The Making Mothers project concerns the analysis and development of novel antenatal care strategies to improve the health and cohesion of mother and child.
- Professor Trixie McAree
- Emma Larkinson (Craftspace)
Pregnancy gives a window of opportunity to influence all aspects of health both physical and psychosocial. The Cochrane Review on Continuity of Carer (2016) concludes the two elements are connected and are significant for women’s well-being. Health in pregnancy can positively impact fetal development and, if optimised, gives the opportunity to tackle the origins of adult disease. Effective antenatal care supports health optimisation and may influence family health. Health is improved when people are supported to make meaningful choices, In working through a group dynamic people may be empowered to make choice, feel in control and therefore confident; which can positively affect health.

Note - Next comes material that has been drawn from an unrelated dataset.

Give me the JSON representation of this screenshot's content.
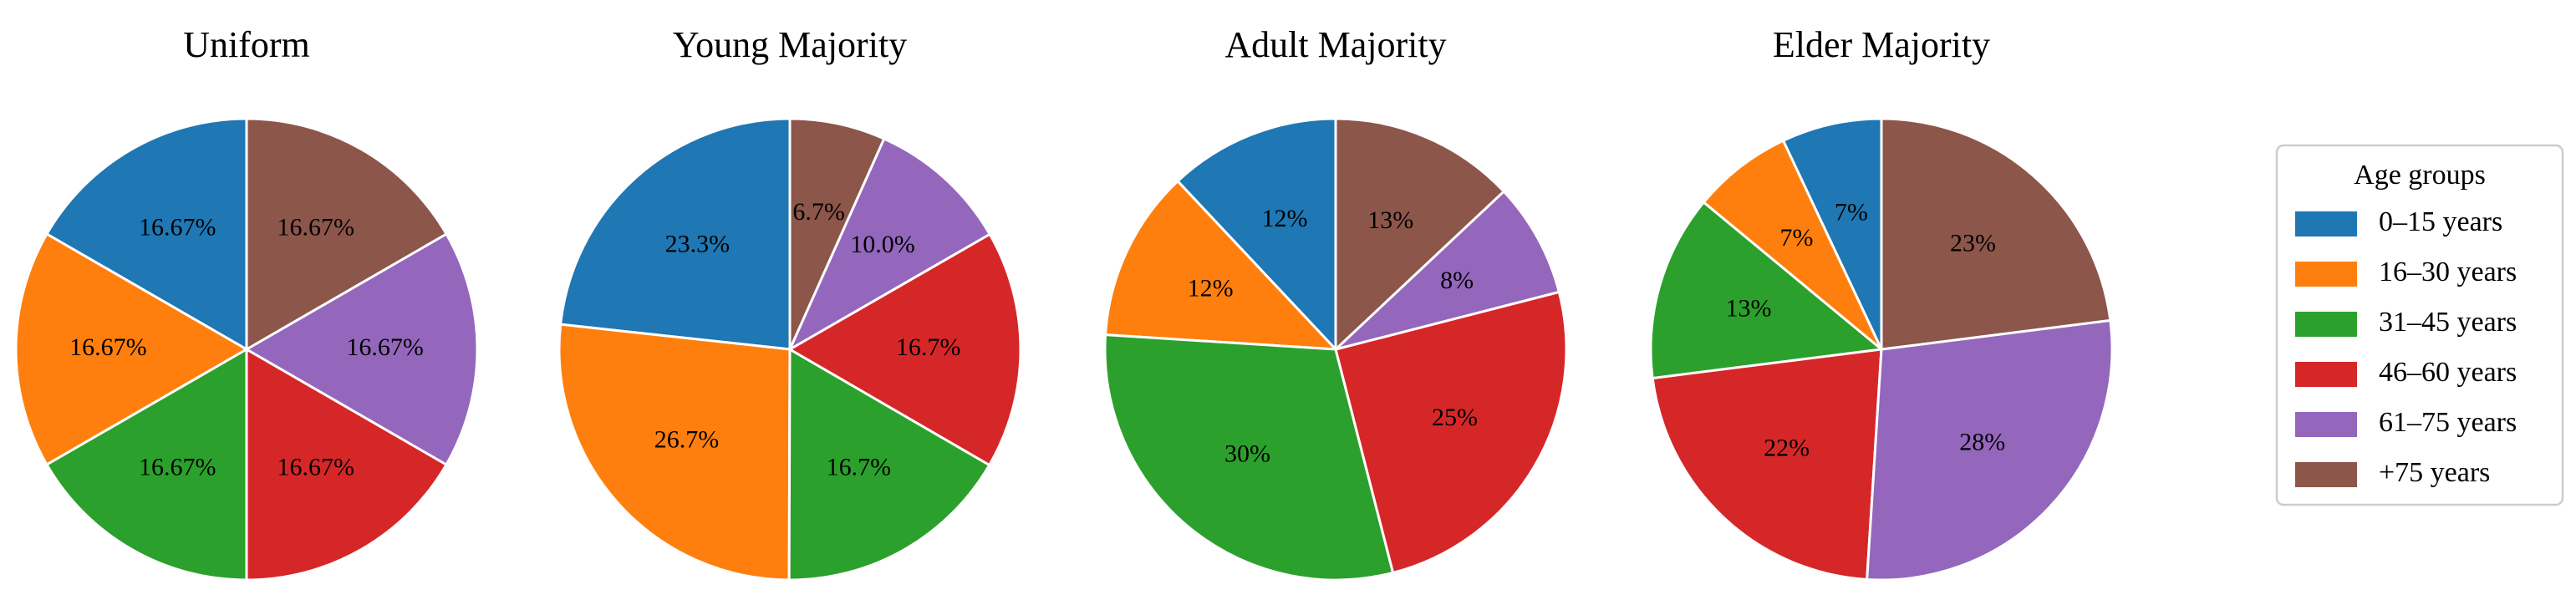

This could be facilitated by the way a midwife provides care and the development of groups where people come together and when they are involved in a group activity such as therapeutic making (crafts). Engaging in collective making can contribute to wellbeing and the conditions for future behavioural change. Higher levels of wellbeing in women that engage in craftwork and reduction in stress. It is suggested that “making” is not only stress managing but also health-promoting and in some populations may build friendships and resilience. The team that will provide the making activity have been using craft as a form of therapy for several years, with prisoners, homeless people and other groups although they feel their work is effective in improving wellbeing this has not been quantitatively measured or reported.
Is it feasible to implement and evaluate a novel antenatal intervention?
- To design, deliver and evaluate a novel antenatal intervention
- To assess the feasibility and acceptability of conducting a future RCT for the clinical effectiveness of the intervention
- Contribute to long term understanding of health-promoting dynamics (influences that aid personal health and wellbeing improvements and behaviour changes), if this approach is shown to be feasible.
A single centre, mixed-methods study using convenience sampling to recruit ten women via various antenatal clinics that take place in the community. We expect there will be an attrition rate but we anticipate that this will give us a group of 6-8 women. The intervention will build on existing offerings from midwives and makers and will take into consideration; acceptability, practicability, safety/side effects for women.
This study is ongoing. The primary outcome for this study is testing the feasibility of scaling this research up into a full study.